Alternatives to Cerenia for Dogs
- Metoclopramide: Metoclopramide, also known as Reglan, is a medication that can help control vomiting and stimulate gastrointestinal motility in dogs. It works by increasing the contractions of the stomach and small intestine. Your veterinarian may recommend this alternative as it has shown efficacy in managing nausea and vomiting.
- Ondansetron: Ondansetron, commonly known as Zofran, is another medication that can be used to treat vomiting and nausea in dogs. It works by blocking the action of serotonin, a chemical that can trigger vomiting. Ondansetron is often used in human medicine and has been found to be effective in some canine cases as well.
- Ginger: Natural remedies such as ginger can also be considered as an alternative to Cerenia. Ginger has anti-nausea properties and can help soothe the stomach. It can be given to dogs in various forms, including fresh ginger root, ginger supplements, or ginger-infused treats. However, it’s essential to consult your veterinarian regarding the appropriate dosage for your dog.
- Dietary Modifications: In some cases, dietary changes can help alleviate gastrointestinal issues in dogs. Your veterinarian may recommend a bland diet consisting of easily digestible foods such as boiled chicken and rice. This can provide temporary relief from vomiting and nausea. Additionally, your veterinarian may suggest a hypoallergenic or prescription diet if food allergies or sensitivities are suspected as the underlying cause.
What to Do If Cerenia Killed Your Dog
If you suspect that Cerenia killed your dog, there are a few steps you should take right away. First, contact your veterinarian and ask for a necropsy (a post-mortem examination) to be performed on your pet. Your vet should be able to tell if the drug was the cause of death by examining its liver and kidneys.

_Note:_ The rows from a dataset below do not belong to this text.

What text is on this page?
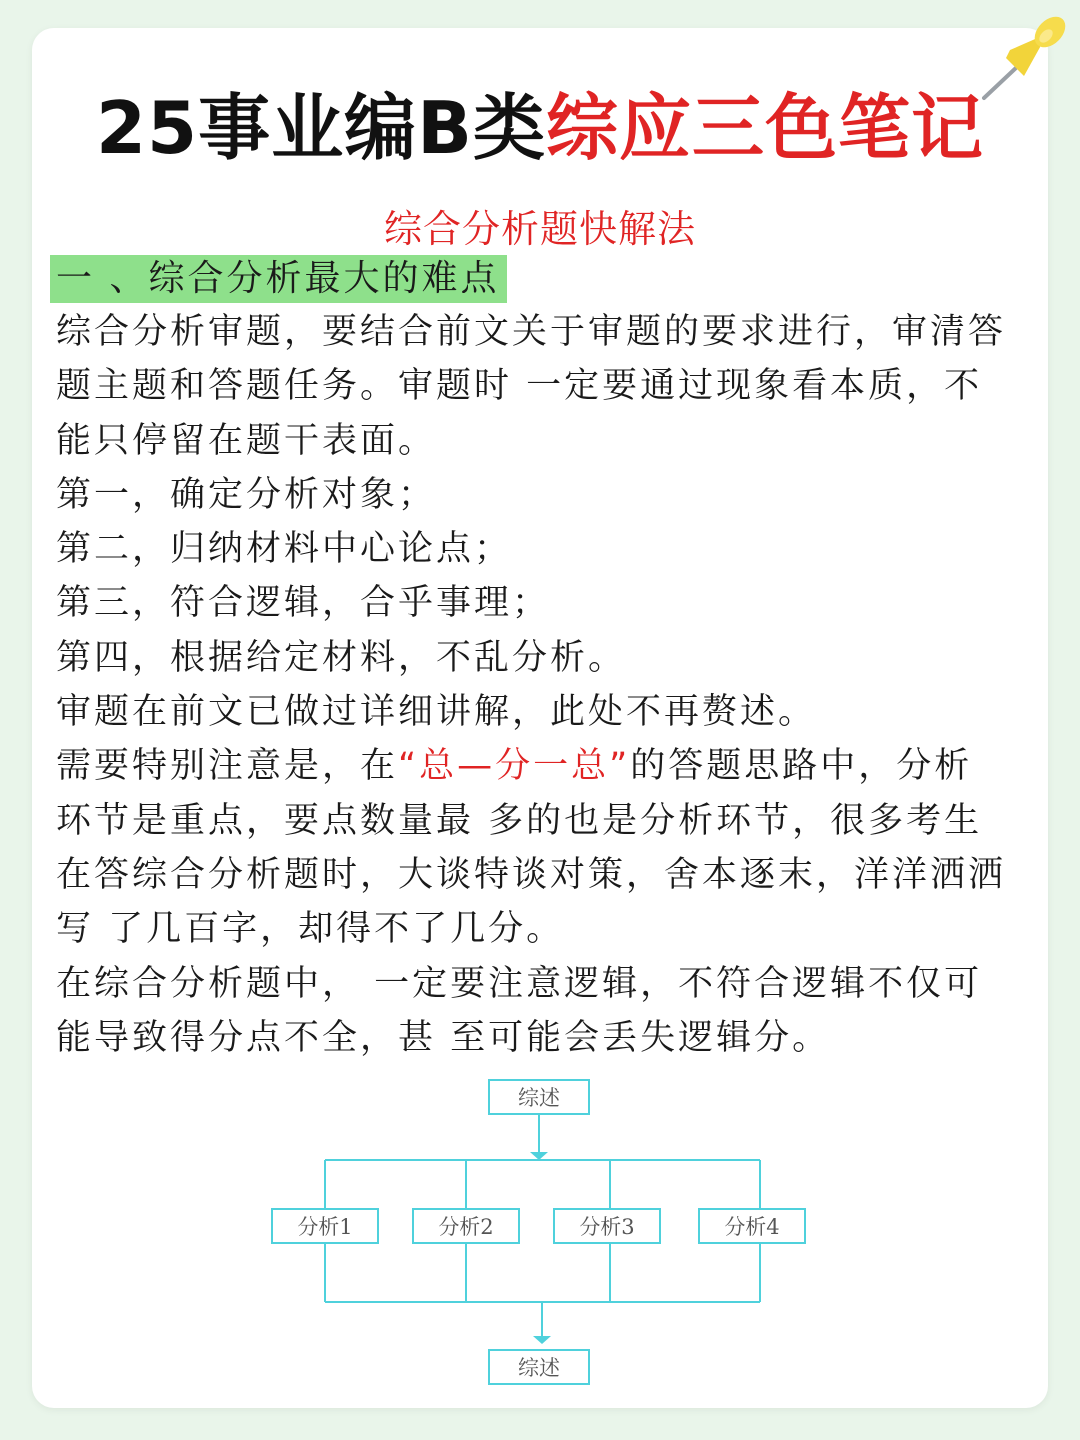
25事业编B类综应三色笔记
综合分析题快解法
一 、综合分析最大的难点

综合分析审题，要结合前文关于审题的要求进行，审清答

题主题和答题任务。审题时 一定要通过现象看本质，不

能只停留在题干表面。

第一，确定分析对象；

第二，归纳材料中心论点；

第三，符合逻辑，合乎事理；

第四，根据给定材料，不乱分析。

审题在前文已做过详细讲解，此处不再赘述。

需要特别注意是，在“总—分一总”的答题思路中，分析

环节是重点，要点数量最 多的也是分析环节，很多考生

在答综合分析题时，大谈特谈对策，舍本逐末，洋洋洒洒

写 了几百字，却得不了几分。

在综合分析题中， 一定要注意逻辑，不符合逻辑不仅可

能导致得分点不全，甚 至可能会丢失逻辑分。

综述
分析1	分析2	分析3	分析4
综述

The vet will also examine organs such as the heart, lungs, brain, and digestive tract for signs of damage or dysfunction.
If the necropsy confirms that Cerenia killed your dog, you’ll need to contact ASPCA Animal Poison Control at (888) 426-4435. You’ll need to provide them with information about your pet (age/breed/sex), which dose they were receiving and when they died.
I hope that you found this article to be helpful, as it was my intention for it to be as unbiased as possible. I did not present Cerenia in a positive light because I would rather tell the hard truth about these products than put up a façade and write praise for something that has been revealed to be false.